More news today in the saga of Sprint and T-Mobile possibly merging as new information indicates at least a couple banks have provided proposals to Sprint that show how such a deal could work. The estimates put the complete deal in the $50 billion range composed of two parts, about $31 billion for the actual acquisition of T-Mobile and another pot of money totalling about $20 billion to refinance existing T-Mobile debt. T-Mobile's current market value is about $26 billion and rising based on reports of a possible merger.

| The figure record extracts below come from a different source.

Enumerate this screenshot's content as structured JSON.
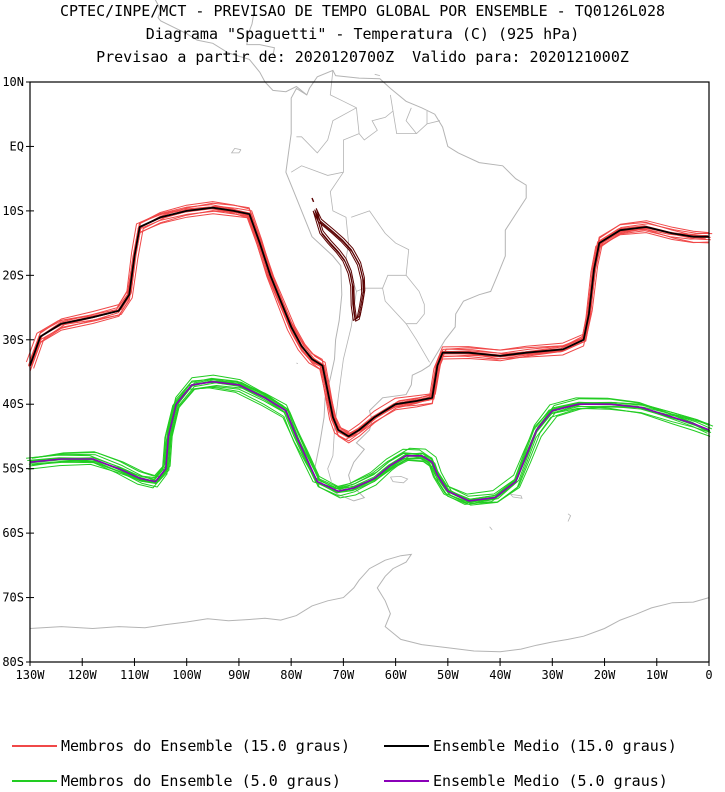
{
  "title": {
    "line1": "CPTEC/INPE/MCT - PREVISAO DE TEMPO GLOBAL POR ENSEMBLE - TQ0126L028",
    "line2": "Diagrama \"Spaguetti\" - Temperatura (C) (925 hPa)",
    "line3": "Previsao a partir de: 2020120700Z  Valido para: 2020121000Z"
  },
  "map": {
    "lon_range": [
      -130,
      0
    ],
    "lat_range": [
      -80,
      10
    ],
    "y_ticks": [
      {
        "value": 10,
        "label": "10N"
      },
      {
        "value": 0,
        "label": "EQ"
      },
      {
        "value": -10,
        "label": "10S"
      },
      {
        "value": -20,
        "label": "20S"
      },
      {
        "value": -30,
        "label": "30S"
      },
      {
        "value": -40,
        "label": "40S"
      },
      {
        "value": -50,
        "label": "50S"
      },
      {
        "value": -60,
        "label": "60S"
      },
      {
        "value": -70,
        "label": "70S"
      },
      {
        "value": -80,
        "label": "80S"
      }
    ],
    "x_ticks": [
      {
        "value": -130,
        "label": "130W"
      },
      {
        "value": -120,
        "label": "120W"
      },
      {
        "value": -110,
        "label": "110W"
      },
      {
        "value": -100,
        "label": "100W"
      },
      {
        "value": -90,
        "label": "90W"
      },
      {
        "value": -80,
        "label": "80W"
      },
      {
        "value": -70,
        "label": "70W"
      },
      {
        "value": -60,
        "label": "60W"
      },
      {
        "value": -50,
        "label": "50W"
      },
      {
        "value": -40,
        "label": "40W"
      },
      {
        "value": -30,
        "label": "30W"
      },
      {
        "value": -20,
        "label": "20W"
      },
      {
        "value": -10,
        "label": "10W"
      },
      {
        "value": 0,
        "label": "0"
      }
    ],
    "colors": {
      "members_15": "#f04848",
      "mean_15": "#000000",
      "members_5": "#22cc22",
      "mean_5": "#8a00b8",
      "coast": "#b4b4b4",
      "andes_contour": "#5a0000"
    }
  },
  "chart_data": {
    "type": "line",
    "title": "Diagrama \"Spaguetti\" - Temperatura (C) (925 hPa)",
    "x_axis": "longitude (degrees, negative = W)",
    "y_axis": "latitude (degrees, negative = S)",
    "xlim": [
      -130,
      0
    ],
    "ylim": [
      -80,
      10
    ],
    "series": [
      {
        "name": "Ensemble Medio (15.0 graus)",
        "points": [
          [
            -130,
            -34
          ],
          [
            -128,
            -29.5
          ],
          [
            -124,
            -27.5
          ],
          [
            -118,
            -26.5
          ],
          [
            -113,
            -25.5
          ],
          [
            -111,
            -23
          ],
          [
            -110,
            -17
          ],
          [
            -109,
            -12.5
          ],
          [
            -105,
            -11
          ],
          [
            -100,
            -10
          ],
          [
            -95,
            -9.5
          ],
          [
            -91,
            -10
          ],
          [
            -88,
            -10.5
          ],
          [
            -86,
            -15
          ],
          [
            -84,
            -20
          ],
          [
            -82,
            -24
          ],
          [
            -80,
            -28
          ],
          [
            -78,
            -31
          ],
          [
            -76,
            -33
          ],
          [
            -74,
            -34
          ],
          [
            -73,
            -38
          ],
          [
            -72,
            -42
          ],
          [
            -71,
            -44
          ],
          [
            -69,
            -45
          ],
          [
            -67,
            -44
          ],
          [
            -64,
            -42
          ],
          [
            -60,
            -40
          ],
          [
            -56,
            -39.5
          ],
          [
            -53,
            -39
          ],
          [
            -52,
            -34
          ],
          [
            -51,
            -32
          ],
          [
            -46,
            -32
          ],
          [
            -40,
            -32.5
          ],
          [
            -35,
            -32
          ],
          [
            -28,
            -31.5
          ],
          [
            -24,
            -30
          ],
          [
            -23,
            -26
          ],
          [
            -22,
            -19
          ],
          [
            -21,
            -15
          ],
          [
            -17,
            -13
          ],
          [
            -12,
            -12.5
          ],
          [
            -7,
            -13.5
          ],
          [
            -3,
            -14
          ],
          [
            0,
            -14
          ]
        ]
      },
      {
        "name": "Ensemble Medio (5.0 graus)",
        "points": [
          [
            -130,
            -49
          ],
          [
            -124,
            -48.5
          ],
          [
            -118,
            -48.5
          ],
          [
            -113,
            -50
          ],
          [
            -109,
            -51.5
          ],
          [
            -106,
            -52
          ],
          [
            -104,
            -50
          ],
          [
            -103.5,
            -45
          ],
          [
            -102,
            -40
          ],
          [
            -99,
            -37
          ],
          [
            -95,
            -36.5
          ],
          [
            -90,
            -37
          ],
          [
            -85,
            -39
          ],
          [
            -81,
            -41
          ],
          [
            -79,
            -45
          ],
          [
            -77,
            -48.5
          ],
          [
            -75,
            -52
          ],
          [
            -71,
            -53.5
          ],
          [
            -68,
            -53
          ],
          [
            -64,
            -51.5
          ],
          [
            -61,
            -49.5
          ],
          [
            -58,
            -48
          ],
          [
            -55,
            -48
          ],
          [
            -53,
            -49
          ],
          [
            -52,
            -51
          ],
          [
            -50,
            -53.5
          ],
          [
            -46,
            -55
          ],
          [
            -41,
            -54.5
          ],
          [
            -37,
            -52
          ],
          [
            -35,
            -48
          ],
          [
            -33,
            -44
          ],
          [
            -30,
            -41
          ],
          [
            -25,
            -40
          ],
          [
            -19,
            -40
          ],
          [
            -13,
            -40.5
          ],
          [
            -7,
            -42
          ],
          [
            -3,
            -43
          ],
          [
            0,
            -44
          ]
        ]
      }
    ]
  },
  "legend": {
    "members_15": "Membros do Ensemble (15.0 graus)",
    "mean_15": "Ensemble Medio (15.0 graus)",
    "members_5": "Membros do Ensemble (5.0 graus)",
    "mean_5": "Ensemble Medio (5.0 graus)"
  }
}
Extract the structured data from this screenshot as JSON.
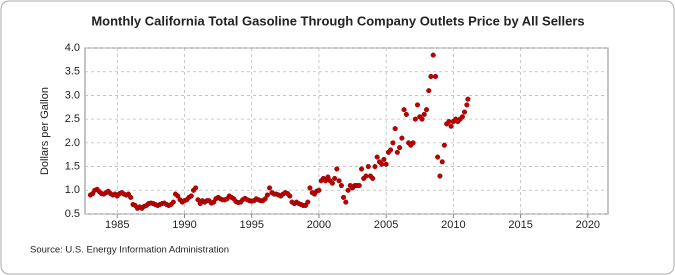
{
  "chart_data": {
    "type": "scatter",
    "title": "Monthly California Total Gasoline Through Company Outlets Price by All Sellers",
    "y_label": "Dollars per Gallon",
    "source": "Source: U.S. Energy Information Administration",
    "color": "#c00000",
    "grid": true,
    "xlim": [
      1982.6,
      2021.5
    ],
    "xticks": [
      1985,
      1990,
      1995,
      2000,
      2005,
      2010,
      2015,
      2020
    ],
    "ylim": [
      0.5,
      4.0
    ],
    "yticks": [
      0.5,
      {
        "value": 1,
        "label": "1.0"
      },
      1.5,
      {
        "value": 2,
        "label": "2.0"
      },
      2.5,
      {
        "value": 3,
        "label": "3.0"
      },
      3.5,
      {
        "value": 4,
        "label": "4.0"
      }
    ],
    "x": [
      1983,
      1983.17,
      1983.33,
      1983.5,
      1983.67,
      1983.83,
      1984,
      1984.17,
      1984.33,
      1984.5,
      1984.67,
      1984.83,
      1985,
      1985.17,
      1985.33,
      1985.5,
      1985.67,
      1985.83,
      1986,
      1986.17,
      1986.33,
      1986.5,
      1986.67,
      1986.83,
      1987,
      1987.17,
      1987.33,
      1987.5,
      1987.67,
      1987.83,
      1988,
      1988.17,
      1988.33,
      1988.5,
      1988.67,
      1988.83,
      1989,
      1989.17,
      1989.33,
      1989.5,
      1989.67,
      1989.83,
      1990,
      1990.17,
      1990.33,
      1990.5,
      1990.67,
      1990.83,
      1991,
      1991.17,
      1991.33,
      1991.5,
      1991.67,
      1991.83,
      1992,
      1992.17,
      1992.33,
      1992.5,
      1992.67,
      1992.83,
      1993,
      1993.17,
      1993.33,
      1993.5,
      1993.67,
      1993.83,
      1994,
      1994.17,
      1994.33,
      1994.5,
      1994.67,
      1994.83,
      1995,
      1995.17,
      1995.33,
      1995.5,
      1995.67,
      1995.83,
      1996,
      1996.17,
      1996.33,
      1996.5,
      1996.67,
      1996.83,
      1997,
      1997.17,
      1997.33,
      1997.5,
      1997.67,
      1997.83,
      1998,
      1998.17,
      1998.33,
      1998.5,
      1998.67,
      1998.83,
      1999,
      1999.17,
      1999.33,
      1999.5,
      1999.67,
      1999.83,
      2000,
      2000.17,
      2000.33,
      2000.5,
      2000.67,
      2000.83,
      2001,
      2001.17,
      2001.33,
      2001.5,
      2001.67,
      2001.83,
      2002,
      2002.17,
      2002.33,
      2002.5,
      2002.67,
      2002.83,
      2003,
      2003.17,
      2003.33,
      2003.5,
      2003.67,
      2003.83,
      2004,
      2004.17,
      2004.33,
      2004.5,
      2004.67,
      2004.83,
      2005,
      2005.17,
      2005.33,
      2005.5,
      2005.67,
      2005.83,
      2006,
      2006.17,
      2006.33,
      2006.5,
      2006.67,
      2006.83,
      2007,
      2007.17,
      2007.33,
      2007.5,
      2007.67,
      2007.83,
      2008,
      2008.17,
      2008.33,
      2008.5,
      2008.67,
      2008.83,
      2009,
      2009.17,
      2009.33,
      2009.5,
      2009.67,
      2009.83,
      2010,
      2010.17,
      2010.33,
      2010.5,
      2010.67,
      2010.83,
      2011,
      2011.08
    ],
    "values": [
      0.9,
      0.93,
      1.0,
      1.02,
      0.97,
      0.93,
      0.92,
      0.95,
      0.98,
      0.93,
      0.9,
      0.92,
      0.88,
      0.93,
      0.95,
      0.92,
      0.9,
      0.92,
      0.85,
      0.7,
      0.68,
      0.62,
      0.65,
      0.62,
      0.66,
      0.68,
      0.72,
      0.73,
      0.72,
      0.7,
      0.68,
      0.7,
      0.72,
      0.73,
      0.7,
      0.68,
      0.7,
      0.75,
      0.92,
      0.88,
      0.8,
      0.75,
      0.78,
      0.8,
      0.85,
      0.88,
      1.0,
      1.05,
      0.8,
      0.72,
      0.78,
      0.75,
      0.78,
      0.78,
      0.73,
      0.75,
      0.82,
      0.85,
      0.82,
      0.8,
      0.8,
      0.82,
      0.88,
      0.85,
      0.82,
      0.76,
      0.74,
      0.75,
      0.8,
      0.83,
      0.8,
      0.78,
      0.77,
      0.78,
      0.82,
      0.8,
      0.78,
      0.78,
      0.82,
      0.9,
      1.05,
      0.95,
      0.92,
      0.92,
      0.9,
      0.88,
      0.92,
      0.95,
      0.93,
      0.88,
      0.75,
      0.72,
      0.75,
      0.72,
      0.7,
      0.68,
      0.68,
      0.75,
      1.05,
      0.95,
      0.92,
      0.98,
      1.0,
      1.2,
      1.25,
      1.2,
      1.28,
      1.2,
      1.15,
      1.25,
      1.45,
      1.2,
      1.1,
      0.85,
      0.75,
      1.0,
      1.1,
      1.05,
      1.1,
      1.1,
      1.1,
      1.45,
      1.25,
      1.3,
      1.5,
      1.3,
      1.25,
      1.5,
      1.7,
      1.6,
      1.55,
      1.65,
      1.55,
      1.8,
      1.85,
      2.0,
      2.3,
      1.8,
      1.9,
      2.1,
      2.7,
      2.6,
      2.0,
      1.95,
      2.0,
      2.5,
      2.8,
      2.55,
      2.5,
      2.6,
      2.7,
      3.1,
      3.4,
      3.85,
      3.4,
      1.7,
      1.3,
      1.6,
      1.95,
      2.4,
      2.45,
      2.35,
      2.45,
      2.5,
      2.45,
      2.5,
      2.55,
      2.65,
      2.8,
      2.92
    ]
  }
}
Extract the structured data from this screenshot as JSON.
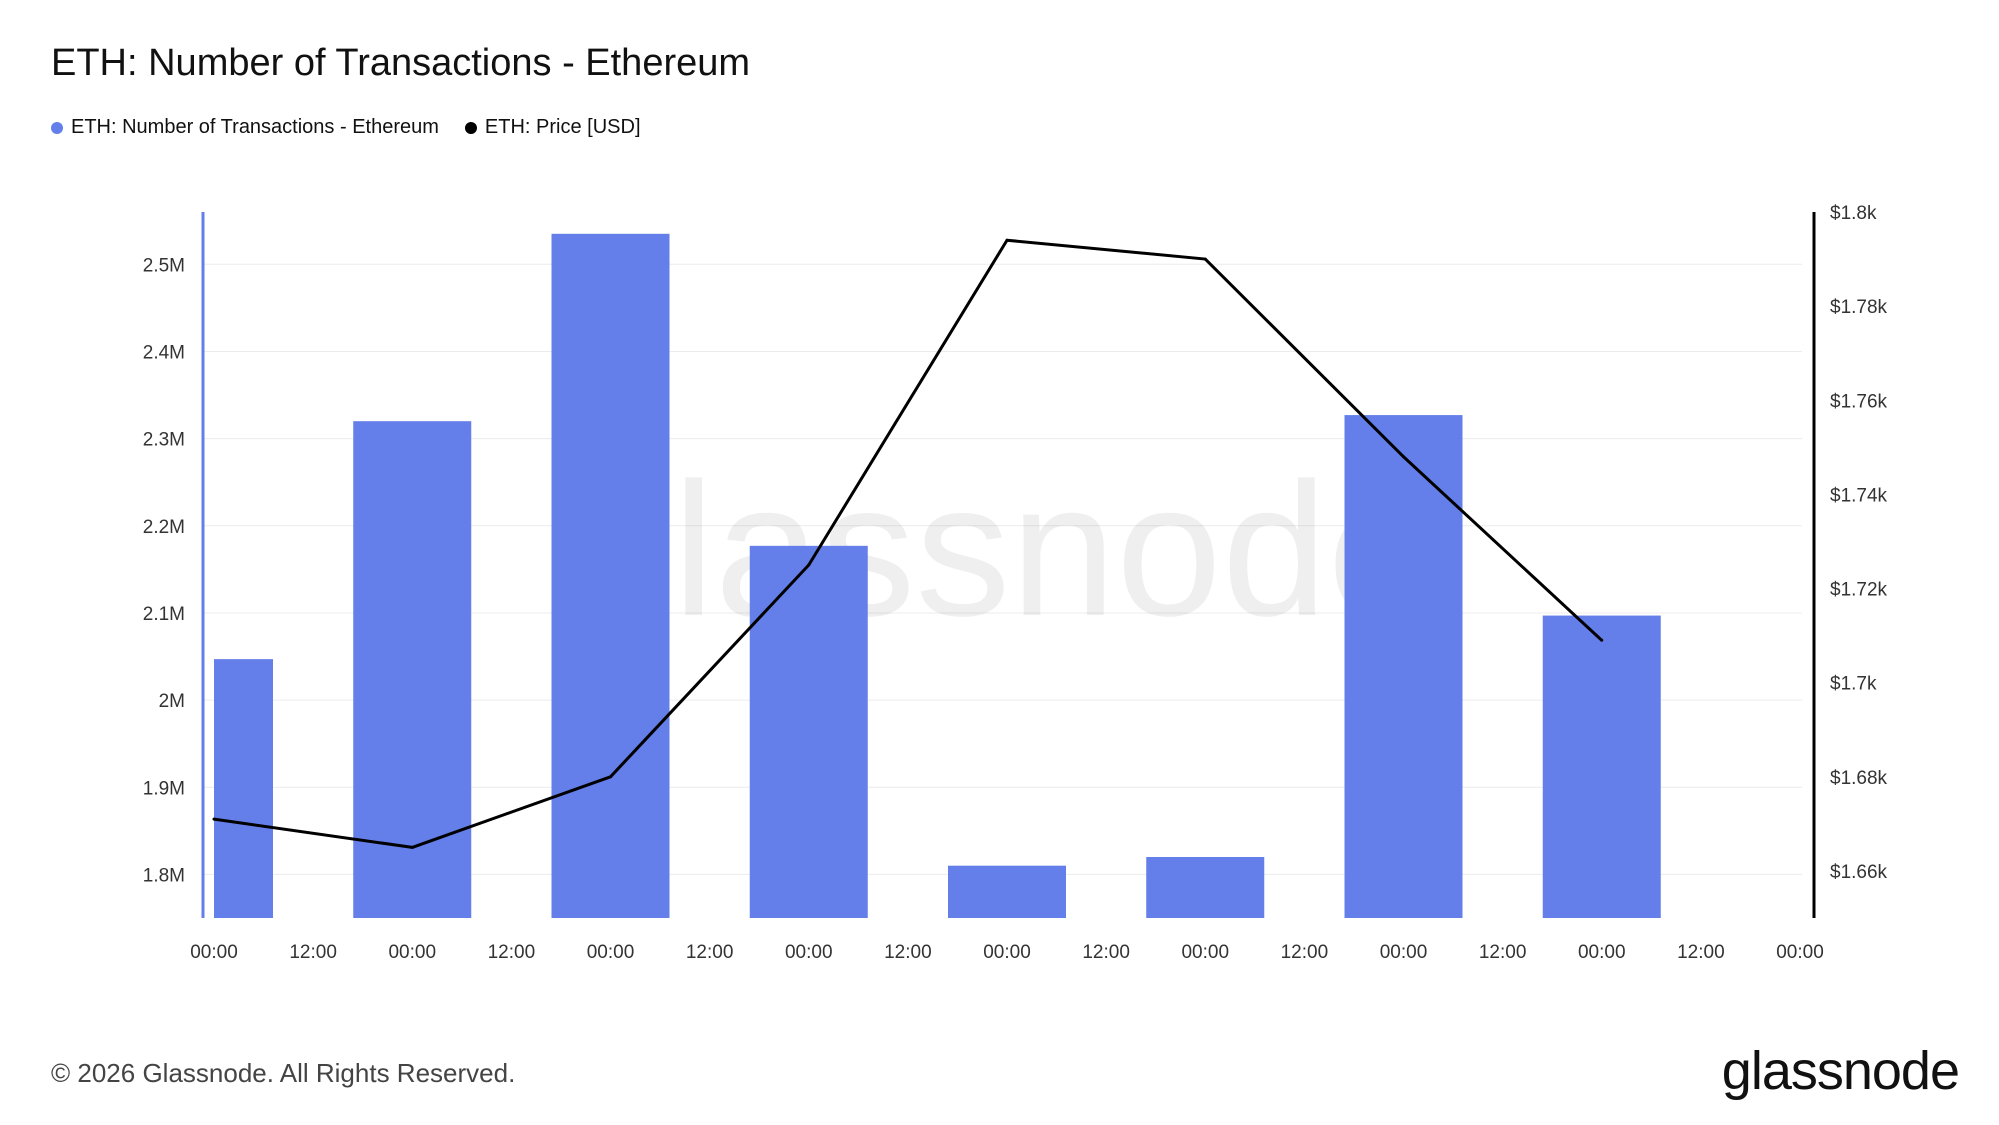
{
  "title": "ETH: Number of Transactions - Ethereum",
  "legend": [
    {
      "label": "ETH: Number of Transactions - Ethereum",
      "color": "#647fea"
    },
    {
      "label": "ETH: Price [USD]",
      "color": "#000000"
    }
  ],
  "watermark": "glassnode",
  "footer": {
    "copyright": "© 2026 Glassnode. All Rights Reserved.",
    "logo": "glassnode"
  },
  "chart_data": {
    "type": "bar",
    "title": "ETH: Number of Transactions - Ethereum",
    "x_tick_labels": [
      "00:00",
      "12:00",
      "00:00",
      "12:00",
      "00:00",
      "12:00",
      "00:00",
      "12:00",
      "00:00",
      "12:00",
      "00:00",
      "12:00",
      "00:00",
      "12:00",
      "00:00",
      "12:00",
      "00:00"
    ],
    "left_axis": {
      "ylim": [
        1750000,
        2560000
      ],
      "ticks": [
        1800000,
        1900000,
        2000000,
        2100000,
        2200000,
        2300000,
        2400000,
        2500000
      ],
      "tick_labels": [
        "1.8M",
        "1.9M",
        "2M",
        "2.1M",
        "2.2M",
        "2.3M",
        "2.4M",
        "2.5M"
      ]
    },
    "right_axis": {
      "ylim": [
        1650,
        1800
      ],
      "ticks": [
        1660,
        1680,
        1700,
        1720,
        1740,
        1760,
        1780,
        1800
      ],
      "tick_labels": [
        "$1.66k",
        "$1.68k",
        "$1.7k",
        "$1.72k",
        "$1.74k",
        "$1.76k",
        "$1.78k",
        "$1.8k"
      ]
    },
    "grid": true,
    "series": [
      {
        "name": "ETH: Number of Transactions - Ethereum",
        "type": "bar",
        "axis": "left",
        "color": "#647fea",
        "values": [
          2047000,
          2320000,
          2535000,
          2177000,
          1810000,
          1820000,
          2327000,
          2097000
        ]
      },
      {
        "name": "ETH: Price [USD]",
        "type": "line",
        "axis": "right",
        "color": "#000000",
        "values": [
          1671,
          1665,
          1680,
          1725,
          1794,
          1790,
          1748,
          1709
        ]
      }
    ]
  }
}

While the financial analysis completes an important step for Sprint, there are still several issues that would need to be resolved. One of those is the regulatory approval such a deal would require, especially from U.S. antitrust authorities who may not look favorably on the market for major U.S. carriers being reduced from four to three. Another issue will be the roles of the carriers' majority investors SoftBank Corp. of Japan and Deutsche Telekom AG of Germany as well as what the roles of Sprint and T-Mobile will be. Even something as basic as deciding which entity will be rolled into the other needs to be addressed.
Another issue for the two entities is time. Given the size of the deal and the expected regulatory reviews, final approval could take more than the typical 9 months banks are used to committing to when funding something like this. The parties are also up against an expected mid-2015 government auction of wireless airwaves. A possible merger is already within the 12-18 month window needed to complete such a deal prior to the auction taking place.
For now, management of both companies continue their work on trying to turn around their companies with varying success. Sprint continues to lose customers while T-Mobile's Uncarrier strategy seems to have helped it turn the corner.
source: Wall Street Journal
This wouldn’t really work in any functional way unless they convert equipment and other stuff and rely on t-mobiles already built up network to do it… Sprint just doesn’t have the overall clout or experience to really get this going in a meaningful way at all and it is puzzling… T-mobile’s coverage is set to improve this year and i’d fear them merging with sprint would cause their coverage to be lacking further than it is and their prices to go up when they do not need to
I’ve used AT&T (broke contract with 3 phones to get away), Metro PCS (great but didn’t have the phone I wanted), Sprint (left the day my contract was up) and now am with T Mobile. T mobile has been great in every way. I fear this deal would just bring Sprints serious dysfunction to T-mo and ruin the only good carrier I’ve found.
Merging two duds will only create a single dud in the market place.